Reporter: Anggun P.Situmorang
Sumber: Merdeka.com
Produksi Stagnan, RI Bakal Jadi Importir Kopi pada 2020
Sebelumnya, Menteri Koordinator bidang Perekonomian Darmin Nasution memprediksi Indonesia akan mengimpor kopi sekitar dua hingga tiga tahun mendatang. Hal tersebut karena konsumsi kopi Indonesia terus meningkat, sementara kemampuan untuk memproduksi kopi stagnan.
"Konsumsi kopi nasional itu pertumbuhannya pesat sekali. Kita mencatat 5 tahun terakhir rata 8,8 persen per tahun, itu berarti 2 kali lipat dari peningkatan pendapatan per kapita.

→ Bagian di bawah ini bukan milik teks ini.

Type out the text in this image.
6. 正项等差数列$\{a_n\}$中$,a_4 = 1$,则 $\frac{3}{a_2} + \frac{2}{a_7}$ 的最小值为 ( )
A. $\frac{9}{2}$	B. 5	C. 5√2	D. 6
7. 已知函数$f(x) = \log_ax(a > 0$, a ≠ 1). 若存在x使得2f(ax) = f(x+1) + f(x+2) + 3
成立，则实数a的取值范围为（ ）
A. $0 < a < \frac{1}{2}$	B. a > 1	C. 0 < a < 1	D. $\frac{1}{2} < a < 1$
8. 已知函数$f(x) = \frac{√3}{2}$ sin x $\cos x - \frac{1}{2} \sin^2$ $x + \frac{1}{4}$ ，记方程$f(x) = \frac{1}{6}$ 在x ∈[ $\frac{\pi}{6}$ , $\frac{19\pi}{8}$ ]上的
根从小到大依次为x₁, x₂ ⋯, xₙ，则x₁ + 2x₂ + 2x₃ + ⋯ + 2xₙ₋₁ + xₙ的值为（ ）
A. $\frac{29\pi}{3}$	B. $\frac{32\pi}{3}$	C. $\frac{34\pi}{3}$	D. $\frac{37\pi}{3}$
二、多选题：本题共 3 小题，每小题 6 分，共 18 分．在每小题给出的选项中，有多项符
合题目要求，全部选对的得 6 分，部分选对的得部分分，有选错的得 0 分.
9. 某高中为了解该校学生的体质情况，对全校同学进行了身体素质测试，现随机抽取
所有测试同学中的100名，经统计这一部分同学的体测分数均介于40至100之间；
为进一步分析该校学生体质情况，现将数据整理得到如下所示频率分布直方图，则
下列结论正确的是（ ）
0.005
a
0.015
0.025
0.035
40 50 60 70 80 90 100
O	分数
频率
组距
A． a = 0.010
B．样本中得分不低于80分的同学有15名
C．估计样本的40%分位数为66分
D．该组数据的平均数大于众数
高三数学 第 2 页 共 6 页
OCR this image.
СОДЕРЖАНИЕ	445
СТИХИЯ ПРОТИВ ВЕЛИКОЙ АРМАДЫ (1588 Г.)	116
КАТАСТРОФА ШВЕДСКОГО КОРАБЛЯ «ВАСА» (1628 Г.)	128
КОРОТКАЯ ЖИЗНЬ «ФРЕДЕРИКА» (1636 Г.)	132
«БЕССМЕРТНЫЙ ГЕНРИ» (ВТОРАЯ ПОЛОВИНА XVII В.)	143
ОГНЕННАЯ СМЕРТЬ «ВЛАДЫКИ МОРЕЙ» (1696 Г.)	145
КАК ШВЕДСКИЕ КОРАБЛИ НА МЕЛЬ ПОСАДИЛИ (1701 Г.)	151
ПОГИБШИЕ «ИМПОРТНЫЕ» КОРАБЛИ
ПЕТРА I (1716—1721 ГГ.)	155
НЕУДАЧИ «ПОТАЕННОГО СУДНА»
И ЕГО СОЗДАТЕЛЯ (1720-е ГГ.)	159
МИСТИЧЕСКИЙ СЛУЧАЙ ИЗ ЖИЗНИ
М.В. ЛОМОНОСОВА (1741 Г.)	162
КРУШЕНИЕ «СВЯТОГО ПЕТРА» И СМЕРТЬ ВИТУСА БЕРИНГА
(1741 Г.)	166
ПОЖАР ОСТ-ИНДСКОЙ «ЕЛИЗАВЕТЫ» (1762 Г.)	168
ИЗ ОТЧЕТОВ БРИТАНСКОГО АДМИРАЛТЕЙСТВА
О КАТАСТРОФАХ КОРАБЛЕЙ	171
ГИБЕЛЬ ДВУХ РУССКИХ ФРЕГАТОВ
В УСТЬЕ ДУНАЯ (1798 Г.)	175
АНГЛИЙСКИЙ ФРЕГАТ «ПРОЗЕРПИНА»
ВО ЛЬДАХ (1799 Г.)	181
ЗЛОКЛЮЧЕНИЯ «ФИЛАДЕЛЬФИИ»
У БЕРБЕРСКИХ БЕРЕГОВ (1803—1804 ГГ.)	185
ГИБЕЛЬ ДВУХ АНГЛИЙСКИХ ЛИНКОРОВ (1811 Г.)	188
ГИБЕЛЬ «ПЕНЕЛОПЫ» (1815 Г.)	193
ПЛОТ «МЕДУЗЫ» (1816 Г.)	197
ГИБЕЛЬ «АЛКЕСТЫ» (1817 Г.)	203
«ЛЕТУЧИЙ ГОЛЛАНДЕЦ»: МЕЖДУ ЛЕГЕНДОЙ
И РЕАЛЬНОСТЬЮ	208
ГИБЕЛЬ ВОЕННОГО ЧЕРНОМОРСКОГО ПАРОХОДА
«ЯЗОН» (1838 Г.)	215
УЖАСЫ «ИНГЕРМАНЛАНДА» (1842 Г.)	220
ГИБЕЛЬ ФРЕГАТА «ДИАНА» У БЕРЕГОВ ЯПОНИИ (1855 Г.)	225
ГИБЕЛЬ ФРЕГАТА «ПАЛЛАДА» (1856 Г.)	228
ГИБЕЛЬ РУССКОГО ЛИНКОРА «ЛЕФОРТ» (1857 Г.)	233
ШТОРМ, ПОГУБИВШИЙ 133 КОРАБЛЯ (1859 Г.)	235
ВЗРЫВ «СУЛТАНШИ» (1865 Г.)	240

Jadi kalau pendapatan per kapita naik 1 persen, dia konsumsi kopi naik 2 persen," ujarnya di Hotel Borobudur, Jakarta, Rabu, 8 Agustus 2018.
"Sementara itu, pertumbuhan kopi justru stagnan, bahkan sedikit negatif kira-kira 0,3 persen per tahun dalam periode yang sama. Sehingga apabila kita tidak antisipasi, ini tidak tertutup kemungkinan 2 sampai 3 tahun mendatang kita jadi importir kopi," katanya.
Sampai dengan tahun ini, tidak kurang dari 21 jenis kopi telah memperoleh sertifikasi Indikasi Geografis sebagai produk berkualitas dan spesifik (coffe specialty). Dengan data itu, Indonesia merupakan negara dengan jumlah keragaman kopi specialti terbanyak di dunia.
Areal kebun kopi di Indonesia mencapai 1,25 juta hektare, yang terdiri dari kopi Robusta (0,91 juta ha atau 73 persen) dan Arabika (0,34 juta ha atau 27 persen). Baik kopi Robusta maupun Arabika, sebagian besar dikelola petani (96 persen untuk Robusta dan 96,5 persen untuk Arabika).
"Dominannya kebun kopi yang dikelola petani merupakan pintu masuk untuk menjalankan pembangunan ekonomi menuju pertumbuhan dan pemerataan serta untuk penanggulangan kemiskinan," jelas Menko Darmin.
Menko Darmin menambahkan, luasan kebun kopi yang dikelola setiap keluarga petani umumnya relatif sempit. Rata-rata lahan yang dikelola sekitar 0,71 hektare per keluarga untuk Robusta dan 0,58 hektare per keluarga untuk Arabika.
"Padahal idealnya, luas minimal kebun kopi yang dikelola setiap keluarga petani adalah seluas 2,69 hektare per keluarga untuk kopi robusta dan 1,44 hektare per keluarga untuk kopi arabika," tandasnya.